Usually we see our patients for a consultation and then apply to their insurers for pre-approval if the cases seems reasonable by insurance company standards. We don’t make the rules on approval, but we do know the game. Appeals are not uncommon.
These days insurers are looking for a certain amount of breast gland to be removed in a certain sized woman in order to allow coverage. In addition they like to see documentation of things like bra strap furrows, the “dents” some larger breasted women get in their shoulders from breasts weighing against them over the day. Insurance pre-approval usually covers surgery for a 90 day period. The exact nature of that coverage varies by the plan.
Insurers don’t tend to like claims is which liposuction has been involved. This can trigger denials on cosmetic grounds at the time of billing.

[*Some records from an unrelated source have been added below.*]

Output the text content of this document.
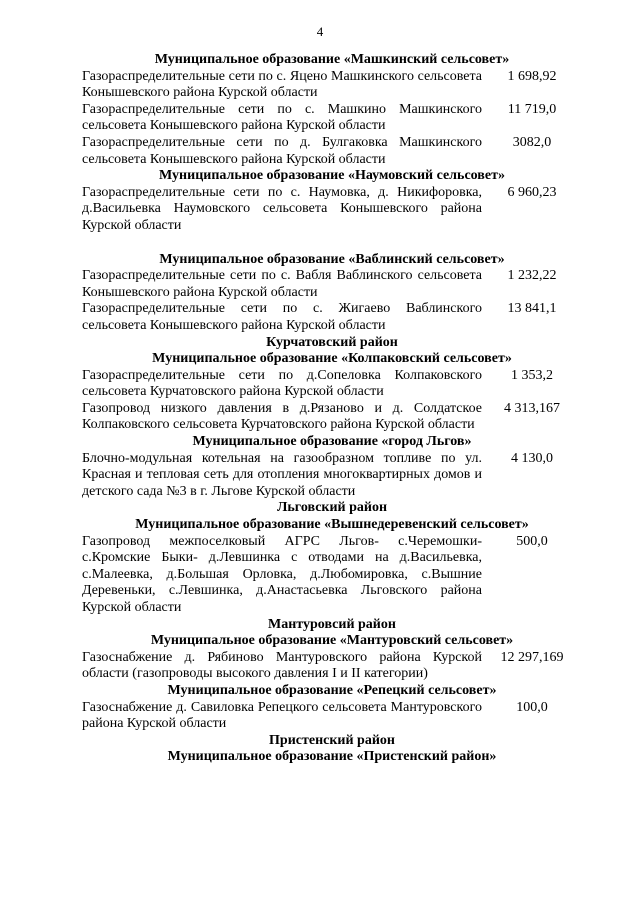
4
Муниципальное образование «Машкинский сельсовет»
Газораспределительные сети по с. Яцено Машкинского сельсовета Конышевского района Курской области
1 698,92
Газораспределительные сети по с. Машкино Машкинского сельсовета Конышевского района Курской области
11 719,0
Газораспределительные сети по д. Булгаковка Машкинского сельсовета Конышевского района Курской области
3082,0
Муниципальное образование «Наумовский сельсовет»
Газораспределительные сети по с. Наумовка, д. Никифоровка, д.Васильевка Наумовского сельсовета Конышевского района Курской области
6 960,23
Муниципальное образование «Ваблинский сельсовет»
Газораспределительные сети по с. Вабля Ваблинского сельсовета Конышевского района Курской области
1 232,22
Газораспределительные сети по с. Жигаево Ваблинского сельсовета Конышевского района Курской области
13 841,1
Курчатовский район
Муниципальное образование «Колпаковский сельсовет»
Газораспределительные сети по д.Сопеловка Колпаковского сельсовета Курчатовского района Курской области
1 353,2
Газопровод низкого давления в д.Рязаново и д. Солдатское Колпаковского сельсовета Курчатовского района Курской области
4 313,167
Муниципальное образование «город Льгов»
Блочно-модульная котельная на газообразном топливе по ул. Красная и тепловая сеть для отопления многоквартирных домов и детского сада №3 в г. Льгове Курской области
4 130,0
Льговский район
Муниципальное образование «Вышнедеревенский сельсовет»
Газопровод межпоселковый АГРС Льгов- с.Черемошки- с.Кромские Быки- д.Левшинка с отводами на д.Васильевка, с.Малеевка, д.Большая Орловка, д.Любомировка, с.Вышние Деревеньки, с.Левшинка, д.Анастасьевка Льговского района Курской области
500,0
Мантуровсий район
Муниципальное образование «Мантуровский сельсовет»
Газоснабжение д. Рябиново Мантуровского района Курской области (газопроводы высокого давления I и II категории)
12 297,169
Муниципальное образование «Репецкий сельсовет»
Газоснабжение д. Савиловка Репецкого сельсовета Мантуровского района Курской области
100,0
Пристенский район
Муниципальное образование «Пристенский район»
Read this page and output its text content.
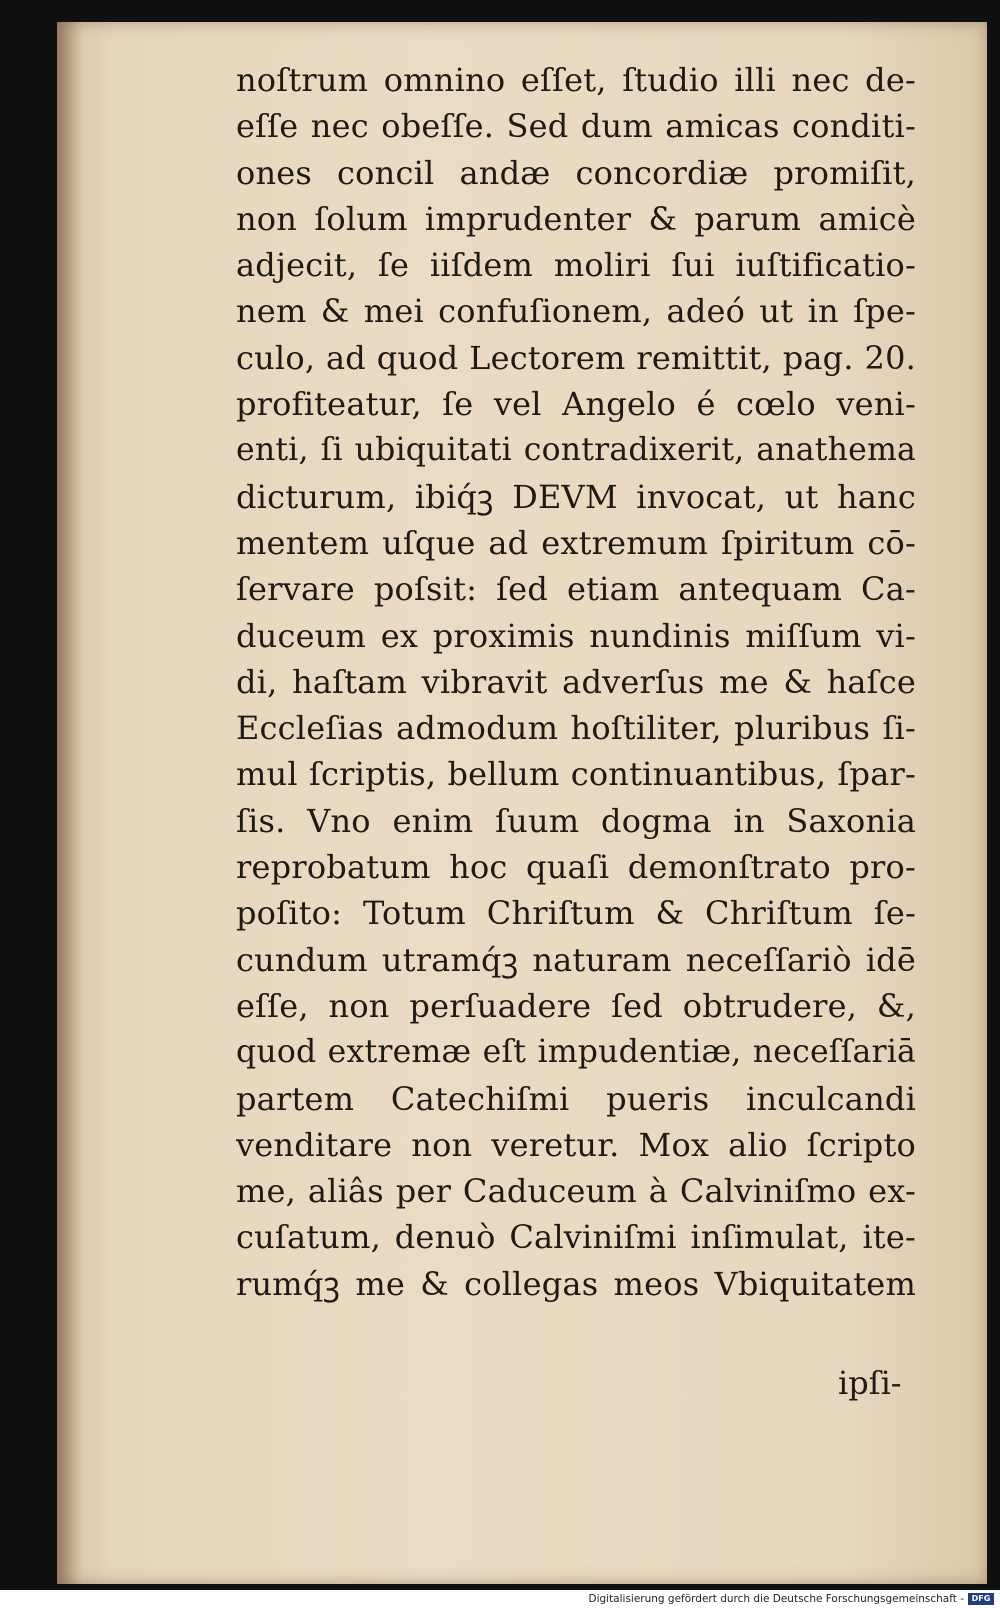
noſtrum omnino eſſet, ſtudio illi nec de-
eſſe nec obeſſe. Sed dum amicas conditi-
ones concil andæ concordiæ promiſit,
non ſolum imprudenter & parum amicè
adjecit, ſe iiſdem moliri ſui iuſtificatio-
nem & mei confuſionem, adeó ut in ſpe-
culo, ad quod Lectorem remittit, pag. 20.
profiteatur, ſe vel Angelo é cœlo veni-
enti, ſi ubiquitati contradixerit, anathema
dicturum, ibiq́ꝫ DEVM invocat, ut hanc
mentem uſque ad extremum ſpiritum cō-
ſervare poſsit: ſed etiam antequam Ca-
duceum ex proximis nundinis miſſum vi-
di, haſtam vibravit adverſus me & haſce
Eccleſias admodum hoſtiliter, pluribus ſi-
mul ſcriptis, bellum continuantibus, ſpar-
ſis. Vno enim ſuum dogma in Saxonia
reprobatum hoc quaſi demonſtrato pro-
poſito: Totum Chriſtum & Chriſtum ſe-
cundum utramq́ꝫ naturam neceſſariò idē
eſſe, non perſuadere ſed obtrudere, &,
quod extremæ eſt impudentiæ, neceſſariā
partem Catechiſmi pueris inculcandi
venditare non veretur. Mox alio ſcripto
me, aliâs per Caduceum à Calviniſmo ex-
cuſatum, denuò Calviniſmi inſimulat, ite-
rumq́ꝫ me & collegas meos Vbiquitatem
ipſi-
Digitalisierung gefördert durch die Deutsche Forschungsgemeinschaft - DFG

In cases of breast implants in larger breasts, we have staged the surgery to avoid insurance denial. That means taking the implants out in one operation and waiting several months to a year before re-operating for breast reduction. It might sound silly, but again we don’t make the insurer’s rules regarding payment.
John Di Saia MD
Some Cigna PPO insurance plans do not cover breast reduction specifically. We saw a patient in the office and tried to obtain pre-approval for a breast reduction. Medical necessity was clearly in play in this slender 5 foot tall woman with size EE breasts. The insurer’s representatives did state however a month into the process that her insurance plan specifically excluded the benefit of breast reduction.